Martin also championed access to education for drop-out students by supporting the CSI Charter School, and after a lengthy and thorough community engagement process, voters approved full-day kindergarten, which will begin next year.

“He has moved the school district forward in a manner that could not have happened without his longevity and without the people he brought in to assist him,” said school board Chairman Mark Hutchins. “Twenty-five years ago, MV did not have a particularly good reputation. It is largely to Mike’s credit we are what we are now.”

Quiet leadership and collaboration have been hallmarks of Martin’s tenure, colleagues said.

Hutchins was elected to the school board less than a year after Martin started.

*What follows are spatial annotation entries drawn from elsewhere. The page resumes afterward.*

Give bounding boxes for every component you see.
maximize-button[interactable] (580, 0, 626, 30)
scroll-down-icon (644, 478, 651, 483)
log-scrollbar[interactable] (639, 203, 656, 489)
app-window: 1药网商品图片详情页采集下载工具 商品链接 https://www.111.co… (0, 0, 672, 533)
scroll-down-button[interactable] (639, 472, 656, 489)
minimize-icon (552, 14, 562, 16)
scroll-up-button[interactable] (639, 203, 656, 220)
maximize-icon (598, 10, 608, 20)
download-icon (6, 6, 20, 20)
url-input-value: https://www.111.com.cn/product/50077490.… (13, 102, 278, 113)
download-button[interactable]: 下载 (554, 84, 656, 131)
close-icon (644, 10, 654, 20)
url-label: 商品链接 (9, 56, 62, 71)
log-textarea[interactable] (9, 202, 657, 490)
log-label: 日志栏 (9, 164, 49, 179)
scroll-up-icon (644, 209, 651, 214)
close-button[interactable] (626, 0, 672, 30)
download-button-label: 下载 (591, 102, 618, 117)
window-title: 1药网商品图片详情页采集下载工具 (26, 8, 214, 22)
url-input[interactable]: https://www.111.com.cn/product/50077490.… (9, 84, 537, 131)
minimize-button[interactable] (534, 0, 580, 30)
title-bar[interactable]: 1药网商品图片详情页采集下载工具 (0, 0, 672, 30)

He remembers seeing a superintendent who was sure of himself, and one who managed quietly from behind the scenes. His ideas, while often good ones, were never trumpeted publicly or gloated about.

“I liked his management style from the start,” Hutchins said. “I think everything was done collaboratively, which I find to be the best management style.”

The approach worked and Merrimack Valley has a strong district staff and administrative team, Martin said.

“You hope, at least I hope, that it wasn’t all about one person and it was about a lot of people, and a lot of support. I think it’s bottom-up leadership instead of top-down leadership,” Martin said.

His contributions weren’t limited to the district. He served on the New Hampshire School Administrators Association executive board and represents the state on the American Association of School Administrators. In 2010, the state board named him the superintendent of the year.

“He’s just a great example of our motto, which is to be a champion for our children,” said Mark Joyce, executive director of the state school administrators association. He’s led change in a diverse district, he added.

Martin has helped build a sense of community between Merrimack Valley towns, a challenge in some regional school districts, Joyce said.

“When you’re with a co-op or regional district, you are constantly having to build a broad community team,” Joyce said. “That’s challenging but also offers a great opportunity.”

Martin has welcomed that opportunity, overseeing the district’s first long-range plan and mentor program that pairs veteran and rookie educators.

“Some people who didn’t get off to a good start in the profession could get discouraged and leave. That was the whole notion for the mentor program,” Martin said. “Our goal is through supervision to help people become successful. Quality teachers make a positive difference in student learning.”

Before making decisions, Martin sought input from the staff and the community.

When building a new high school was considered in 2004, Martin helped bring forward a plan for significant renovations at a third of the cost of a new building.

“I think it was the right decision, and I think people have recognized that,” Hutchins said.

Full-day kindergarten wasn’t presented to voters until a task force with members from all five communities recommended it.

“It was always an informed decision-making process,” Barry said.

Martin didn’t micromanage, she added, but he encouraged staff to remember they were working as part of a team.

“Individuals were always aware of that,” Barry said. “If there is success in the district, because of his leadership style, we feel like we are a part of that success.”